Created 07-07-2017 07:37 PM
I am trying to launch HDC cloud on AWS. I tried 3/4 times and it has been failing consistently.
"InstanceWaitCondition" : { "Type" : "AWS::CloudFormation::WaitCondition", "DependsOn" : "Cloudbreak", "Properties" : { "Handle" : { "Ref" : "InstanceWaitHandle" }, "Timeout" : 36000 } },
I am not sure how to debug the problem and find the root cause to fix the problem. Any input is highly appreciated.
Created 07-07-2017 07:38 PM
Attaching AWS console cloud formation - status page
Created 07-08-2017 08:44 PM
Do your networking settings allow the RDS to communicate with the cloud controller? See
There should be a more explicit error message if the connection to RDS was not possible to establish, but just making sure.
Which version of HDCloud are you using?
Created 07-11-2017 09:43 PM
-----> main entry point -----> restoring motd -----> retrieving metadata -----> retrieving region -----> get profile attribute from cfn metadata of logical resource: Cloudbreak -----> public ip is: ec2-34-212-149-137.us-west-2.compute.amazonaws.com -----> using hostname -----> using existing VPC: true -----> described internet gateway: igw-ee79d68b -----> fill Profile -----> wait for docker ... -----> check RDS-----> using RDS: hdc-test.cluster-czvrt6ojpbos.us-west-2.rds.amazonaws.com:3306 -----> checking RDS connectivity /var/lib/cloud/instance/scripts/part-001: line 287: 3: required -----> installation failed: ERROR: command 'declare host=${1:?required} port=${2:?required} user=${3:?required} password=${4:?required} dbname=${5:?required}' exited with status: 1 line: 1 Error signaling CloudFormation: [Errno None] ('Connection aborted.', gaierror(-3, 'Temporary failure in name resolution'))

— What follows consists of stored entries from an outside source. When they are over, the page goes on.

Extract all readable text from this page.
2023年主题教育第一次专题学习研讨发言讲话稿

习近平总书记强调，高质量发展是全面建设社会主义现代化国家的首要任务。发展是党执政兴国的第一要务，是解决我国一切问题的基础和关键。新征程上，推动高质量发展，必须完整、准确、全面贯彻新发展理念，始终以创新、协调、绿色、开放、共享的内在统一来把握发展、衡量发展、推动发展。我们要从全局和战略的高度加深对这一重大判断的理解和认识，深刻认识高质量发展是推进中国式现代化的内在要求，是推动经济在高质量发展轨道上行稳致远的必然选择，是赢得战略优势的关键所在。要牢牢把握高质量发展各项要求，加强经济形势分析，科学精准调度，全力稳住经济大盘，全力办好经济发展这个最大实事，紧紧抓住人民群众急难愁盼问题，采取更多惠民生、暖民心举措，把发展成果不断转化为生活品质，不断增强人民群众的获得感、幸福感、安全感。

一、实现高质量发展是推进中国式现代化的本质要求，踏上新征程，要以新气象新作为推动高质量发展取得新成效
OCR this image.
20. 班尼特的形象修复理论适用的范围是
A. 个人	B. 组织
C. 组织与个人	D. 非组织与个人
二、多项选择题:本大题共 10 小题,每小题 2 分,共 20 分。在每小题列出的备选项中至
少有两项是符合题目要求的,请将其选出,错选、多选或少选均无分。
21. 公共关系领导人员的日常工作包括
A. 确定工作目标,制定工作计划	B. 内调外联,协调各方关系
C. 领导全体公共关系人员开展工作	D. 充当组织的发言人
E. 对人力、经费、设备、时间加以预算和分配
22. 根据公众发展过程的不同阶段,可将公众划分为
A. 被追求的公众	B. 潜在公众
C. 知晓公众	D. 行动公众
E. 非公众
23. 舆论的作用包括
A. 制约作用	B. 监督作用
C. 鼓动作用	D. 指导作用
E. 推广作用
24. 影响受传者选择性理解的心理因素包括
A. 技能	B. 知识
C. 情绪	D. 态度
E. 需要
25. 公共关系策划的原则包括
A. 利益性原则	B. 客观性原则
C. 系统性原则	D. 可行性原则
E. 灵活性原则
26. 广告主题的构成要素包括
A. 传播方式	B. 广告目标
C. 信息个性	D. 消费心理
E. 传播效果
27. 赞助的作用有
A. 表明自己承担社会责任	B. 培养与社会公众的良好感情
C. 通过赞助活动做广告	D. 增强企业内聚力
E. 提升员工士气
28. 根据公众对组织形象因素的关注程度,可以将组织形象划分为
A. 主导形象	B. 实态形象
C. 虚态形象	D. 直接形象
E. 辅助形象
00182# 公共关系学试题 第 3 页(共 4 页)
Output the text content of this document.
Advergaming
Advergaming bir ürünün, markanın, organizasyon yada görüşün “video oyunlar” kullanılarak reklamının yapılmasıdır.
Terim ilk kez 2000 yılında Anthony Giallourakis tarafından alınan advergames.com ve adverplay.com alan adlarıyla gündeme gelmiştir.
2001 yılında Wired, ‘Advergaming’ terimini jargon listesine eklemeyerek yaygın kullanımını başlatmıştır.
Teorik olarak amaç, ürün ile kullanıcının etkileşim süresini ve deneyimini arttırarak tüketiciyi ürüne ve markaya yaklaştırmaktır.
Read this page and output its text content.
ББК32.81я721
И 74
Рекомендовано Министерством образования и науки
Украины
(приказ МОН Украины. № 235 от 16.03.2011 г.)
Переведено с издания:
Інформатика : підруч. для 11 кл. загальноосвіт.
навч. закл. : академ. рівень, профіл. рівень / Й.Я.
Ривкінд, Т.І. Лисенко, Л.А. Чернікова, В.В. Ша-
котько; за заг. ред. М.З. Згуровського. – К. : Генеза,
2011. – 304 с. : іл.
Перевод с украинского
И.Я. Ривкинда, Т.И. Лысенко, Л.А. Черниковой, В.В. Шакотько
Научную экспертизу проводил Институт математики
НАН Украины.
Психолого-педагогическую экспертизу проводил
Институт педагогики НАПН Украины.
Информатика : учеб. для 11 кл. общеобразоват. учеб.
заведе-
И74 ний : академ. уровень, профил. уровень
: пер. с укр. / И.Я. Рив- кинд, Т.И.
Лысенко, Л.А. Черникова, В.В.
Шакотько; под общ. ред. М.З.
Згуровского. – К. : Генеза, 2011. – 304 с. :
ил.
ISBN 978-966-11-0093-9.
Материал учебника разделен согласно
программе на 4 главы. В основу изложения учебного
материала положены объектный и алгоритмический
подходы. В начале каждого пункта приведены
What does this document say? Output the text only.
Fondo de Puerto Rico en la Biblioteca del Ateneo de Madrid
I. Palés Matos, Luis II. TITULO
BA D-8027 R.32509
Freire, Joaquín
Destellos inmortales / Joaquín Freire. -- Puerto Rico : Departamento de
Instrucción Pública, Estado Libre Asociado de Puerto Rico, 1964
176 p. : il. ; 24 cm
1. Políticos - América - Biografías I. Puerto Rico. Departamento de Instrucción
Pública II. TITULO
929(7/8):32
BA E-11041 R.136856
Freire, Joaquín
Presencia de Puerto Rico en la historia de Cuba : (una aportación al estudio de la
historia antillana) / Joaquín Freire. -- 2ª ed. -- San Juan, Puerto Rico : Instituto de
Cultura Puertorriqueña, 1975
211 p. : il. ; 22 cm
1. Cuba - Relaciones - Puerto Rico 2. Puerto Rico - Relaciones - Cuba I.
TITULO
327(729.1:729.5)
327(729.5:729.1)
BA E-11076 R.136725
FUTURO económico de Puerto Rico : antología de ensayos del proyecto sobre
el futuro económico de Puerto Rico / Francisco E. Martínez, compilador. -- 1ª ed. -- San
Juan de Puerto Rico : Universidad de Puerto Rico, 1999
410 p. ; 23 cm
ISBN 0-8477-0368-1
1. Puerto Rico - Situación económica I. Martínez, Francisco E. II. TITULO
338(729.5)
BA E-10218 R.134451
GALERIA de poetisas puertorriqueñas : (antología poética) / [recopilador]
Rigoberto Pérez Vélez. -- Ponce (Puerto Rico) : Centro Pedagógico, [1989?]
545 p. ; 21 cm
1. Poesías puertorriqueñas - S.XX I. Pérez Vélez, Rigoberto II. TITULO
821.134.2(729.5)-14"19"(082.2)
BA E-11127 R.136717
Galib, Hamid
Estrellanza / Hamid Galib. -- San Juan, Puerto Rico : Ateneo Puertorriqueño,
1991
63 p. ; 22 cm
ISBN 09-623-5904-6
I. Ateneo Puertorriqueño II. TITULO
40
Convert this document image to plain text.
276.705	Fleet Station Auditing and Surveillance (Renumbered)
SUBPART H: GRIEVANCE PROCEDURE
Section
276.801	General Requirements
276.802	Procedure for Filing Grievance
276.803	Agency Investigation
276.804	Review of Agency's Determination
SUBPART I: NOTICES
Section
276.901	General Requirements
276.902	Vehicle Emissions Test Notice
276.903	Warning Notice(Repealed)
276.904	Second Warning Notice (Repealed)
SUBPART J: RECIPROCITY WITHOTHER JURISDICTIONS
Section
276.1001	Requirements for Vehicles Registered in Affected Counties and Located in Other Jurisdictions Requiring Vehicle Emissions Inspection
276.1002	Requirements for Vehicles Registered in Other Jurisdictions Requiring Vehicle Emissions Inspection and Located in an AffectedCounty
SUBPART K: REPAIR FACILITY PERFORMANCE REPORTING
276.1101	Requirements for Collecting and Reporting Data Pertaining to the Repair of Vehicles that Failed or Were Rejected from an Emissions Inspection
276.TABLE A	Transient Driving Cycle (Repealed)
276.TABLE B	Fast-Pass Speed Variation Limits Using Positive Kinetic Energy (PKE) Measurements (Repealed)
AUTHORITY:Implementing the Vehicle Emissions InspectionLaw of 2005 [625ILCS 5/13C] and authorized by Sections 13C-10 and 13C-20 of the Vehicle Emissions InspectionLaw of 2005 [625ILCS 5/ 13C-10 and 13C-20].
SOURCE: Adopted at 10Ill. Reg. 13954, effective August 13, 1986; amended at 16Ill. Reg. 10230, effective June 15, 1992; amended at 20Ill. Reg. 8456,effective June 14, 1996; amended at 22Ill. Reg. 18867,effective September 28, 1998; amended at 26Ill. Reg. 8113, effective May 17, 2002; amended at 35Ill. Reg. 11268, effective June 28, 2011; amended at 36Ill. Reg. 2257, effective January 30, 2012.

Created 07-12-2017 06:09 PM
See step 4 in https://docs.hortonworks.com/HDPDocuments/HDCloudAWS/HDCloudAWS-1.16.0/bk_hdcloud-aws/content/advanc... in case these guidelines help.
I always (1) use the same VPC for RDS and cloud controller and (2) I initially set the Inbound rule on the security group to "0.0.0.0/0" just to avoid any connection errors (since we don't know the IP address of the cloud controller at the point when we create RDS and define the security group settings).
What do you think @Tamas Bihari ?
Created 07-13-2017 04:34 PM
From the last error I think @Dominika Bialek is right and the HDC Controller could not to connect to the RDS service due to network, security rule limitations.
On the other hand could you please give a try with the https://aws.amazon.com/marketplace/pp/B01LXOQBOU?qid=1499963967598&sr=0-2&ref_=srh_res_product_title templates. From the attached pdf and the last comment's logs it looks like you are still on the 1.14.4 version.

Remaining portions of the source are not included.